Я вдруг отчетливо вспомнил утренний разговор с мюнхенским издателем и стал просматривать газеты. И тотчас в глаза бросился крупный заголовок – «Сталинград», а под ним несколько фотографий: суровая сосредоточенность на лицах немецких солдат за пулеметом среди развалин города, танковая атака в снежной степи, молодцеватый автоматчик, расставив ноги в сапогах-раструбах, хозяином стоит на берегу Волги.
В статье выделялись давно знакомые имена и названия: Паулюс, Манштейн, Гитлер, группа армий «Дон», 6-я полевая армия.
И лишь тогда я понял, почему издатель попросил меня просмотреть эту газету.

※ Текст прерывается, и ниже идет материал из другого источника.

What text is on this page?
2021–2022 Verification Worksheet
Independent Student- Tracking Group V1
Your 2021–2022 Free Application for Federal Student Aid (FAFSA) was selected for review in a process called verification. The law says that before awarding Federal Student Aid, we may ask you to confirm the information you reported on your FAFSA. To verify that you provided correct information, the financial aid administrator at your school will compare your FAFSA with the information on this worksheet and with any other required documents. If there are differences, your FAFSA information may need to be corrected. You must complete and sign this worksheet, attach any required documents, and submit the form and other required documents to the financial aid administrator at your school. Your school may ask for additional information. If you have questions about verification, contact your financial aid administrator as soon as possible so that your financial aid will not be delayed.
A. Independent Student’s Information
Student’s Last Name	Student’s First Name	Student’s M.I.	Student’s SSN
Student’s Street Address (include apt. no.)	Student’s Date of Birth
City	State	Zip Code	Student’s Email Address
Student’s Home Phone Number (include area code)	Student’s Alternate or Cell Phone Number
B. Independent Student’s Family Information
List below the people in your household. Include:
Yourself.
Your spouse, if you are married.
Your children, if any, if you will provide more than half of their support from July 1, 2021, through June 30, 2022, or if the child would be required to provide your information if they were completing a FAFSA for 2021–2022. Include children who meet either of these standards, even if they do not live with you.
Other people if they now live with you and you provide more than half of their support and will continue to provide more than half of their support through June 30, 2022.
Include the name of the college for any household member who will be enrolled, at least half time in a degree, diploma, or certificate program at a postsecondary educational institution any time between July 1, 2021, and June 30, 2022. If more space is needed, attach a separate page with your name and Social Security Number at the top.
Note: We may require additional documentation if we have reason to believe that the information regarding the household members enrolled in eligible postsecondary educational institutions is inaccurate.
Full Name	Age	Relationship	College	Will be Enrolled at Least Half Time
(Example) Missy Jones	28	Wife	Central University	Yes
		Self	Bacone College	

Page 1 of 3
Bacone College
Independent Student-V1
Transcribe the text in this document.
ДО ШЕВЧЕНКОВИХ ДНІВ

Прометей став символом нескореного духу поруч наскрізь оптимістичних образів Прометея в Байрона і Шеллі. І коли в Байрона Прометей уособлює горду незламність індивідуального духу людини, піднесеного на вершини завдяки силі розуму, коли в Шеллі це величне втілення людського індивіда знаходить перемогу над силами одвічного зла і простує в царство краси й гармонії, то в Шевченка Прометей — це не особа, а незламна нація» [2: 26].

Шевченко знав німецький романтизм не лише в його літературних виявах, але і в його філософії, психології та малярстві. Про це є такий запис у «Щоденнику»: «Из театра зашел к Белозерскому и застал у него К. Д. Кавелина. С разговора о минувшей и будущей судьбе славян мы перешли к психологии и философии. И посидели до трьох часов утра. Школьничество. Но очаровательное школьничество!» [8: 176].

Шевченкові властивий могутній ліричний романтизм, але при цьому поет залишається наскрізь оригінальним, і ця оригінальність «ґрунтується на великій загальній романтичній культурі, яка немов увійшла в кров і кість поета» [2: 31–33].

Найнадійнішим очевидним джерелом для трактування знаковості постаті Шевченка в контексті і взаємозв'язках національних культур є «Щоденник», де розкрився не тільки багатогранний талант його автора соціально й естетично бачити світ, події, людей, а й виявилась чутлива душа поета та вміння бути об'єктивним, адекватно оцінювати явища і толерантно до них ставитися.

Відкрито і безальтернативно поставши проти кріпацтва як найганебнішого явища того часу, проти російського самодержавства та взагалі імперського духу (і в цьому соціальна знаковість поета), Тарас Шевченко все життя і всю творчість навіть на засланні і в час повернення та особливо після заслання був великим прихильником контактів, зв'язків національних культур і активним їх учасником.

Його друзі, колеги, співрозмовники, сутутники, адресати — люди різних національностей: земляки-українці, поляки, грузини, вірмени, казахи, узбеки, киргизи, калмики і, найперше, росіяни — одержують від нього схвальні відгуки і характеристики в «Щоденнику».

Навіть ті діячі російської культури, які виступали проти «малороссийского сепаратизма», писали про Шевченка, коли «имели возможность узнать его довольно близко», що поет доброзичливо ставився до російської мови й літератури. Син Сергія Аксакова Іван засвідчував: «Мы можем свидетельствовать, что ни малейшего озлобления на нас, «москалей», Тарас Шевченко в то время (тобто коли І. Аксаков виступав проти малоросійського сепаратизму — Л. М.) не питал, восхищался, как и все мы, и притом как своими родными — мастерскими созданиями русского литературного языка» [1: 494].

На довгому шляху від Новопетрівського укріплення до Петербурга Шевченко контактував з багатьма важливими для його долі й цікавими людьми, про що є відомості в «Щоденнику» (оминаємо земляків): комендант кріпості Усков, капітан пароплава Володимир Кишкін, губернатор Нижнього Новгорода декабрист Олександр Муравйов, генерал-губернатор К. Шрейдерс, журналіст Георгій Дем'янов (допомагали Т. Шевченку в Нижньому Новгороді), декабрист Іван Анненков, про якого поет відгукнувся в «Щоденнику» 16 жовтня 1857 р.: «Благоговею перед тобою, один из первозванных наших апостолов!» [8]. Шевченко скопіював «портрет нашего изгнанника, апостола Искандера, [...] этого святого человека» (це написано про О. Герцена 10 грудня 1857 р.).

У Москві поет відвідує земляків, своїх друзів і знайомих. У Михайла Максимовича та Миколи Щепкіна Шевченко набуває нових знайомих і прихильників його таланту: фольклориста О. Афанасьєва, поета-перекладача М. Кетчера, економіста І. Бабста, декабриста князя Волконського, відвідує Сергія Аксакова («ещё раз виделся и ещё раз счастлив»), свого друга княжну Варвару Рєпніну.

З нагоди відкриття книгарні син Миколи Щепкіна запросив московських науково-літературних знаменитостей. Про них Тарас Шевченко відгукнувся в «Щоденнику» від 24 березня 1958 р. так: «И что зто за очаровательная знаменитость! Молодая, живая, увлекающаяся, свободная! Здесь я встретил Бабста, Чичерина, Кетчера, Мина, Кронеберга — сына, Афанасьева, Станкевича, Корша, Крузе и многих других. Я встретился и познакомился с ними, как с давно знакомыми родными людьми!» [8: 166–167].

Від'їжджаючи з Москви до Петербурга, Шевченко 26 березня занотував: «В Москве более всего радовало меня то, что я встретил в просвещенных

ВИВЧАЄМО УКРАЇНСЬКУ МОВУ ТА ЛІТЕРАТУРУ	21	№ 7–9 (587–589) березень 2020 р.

Утром во время встречи с ним, узнав, что я интересуюсь материалами Второй мировой войны, издатель развернул передо мной газету, сказал: «Хотел бы, чтобы вы встретились с фельдмаршалом Манштейном. Да, он жив, ему восемьдесят лет… Но думаю, что он побоится разговора с вами. Солдатские газеты много пишут о нем в хвалебном тоне. Называют его стратегом и даже не побежденным на поле боя. Задайте ему несколько вопросов, чтобы старый пруссак понял, что он участник преступления. А, впрочем, сейчас…»
Издатель довольно решительно подошел к телефону и через справочную узнал номер фельдмаршала. Я хорошо слышал последующий разговор. Старческий голос в трубке надолго замолчал, как только издатель сказал, что господину фельдмаршалу хочет задать несколько вопросов русский писатель, занятый изучением материалов Второй мировой войны, в том числе, конечно, и Сталинградской операции.
Длилась томительная пауза, потом старческий голос не безудивления переспросил: «Русский писатель? О Сталинграде? – и опять после паузы, с пунктуальностью военного: – Какие именно изучает он вопросы?» Затем, после осторожного молчания: «Пусть изложит письменно вопросы». Затем, после длительной паузы: «Я все сказал в своей книге „Потерянные победы“. О себе и о Паулюсе». И наконец: «Нет-нет, я никак не могу встретиться, я простужен, господин издатель. У меня болит горло. Я плохо себя чувствую».
– Я так и думал, – сказал издатель, положив трубку. – У этих вояк всегда болит горло, когда надо серьезно отвечать.
В сущности, я не очень хотел бы этой встречи с восьмидесятилетним гитлеровским фельдмаршалом, ибо испытывал к нему то, что испытывал двадцать пять лет назад, когда стрелял по его танкам в незабытые дни 1942 года.
Но я понимал, почему фельдмаршал, этот «не побежденный на поле боя», опасался вопросов о Сталинградской операции…
Нет, я никогда не забуду морозы под Сталинградом, когда все сверкало, все скрипело, все металлически звенело: снег под валенками, под колесами орудий, толсто заиндевевшие ремни и портупеи на шинелях.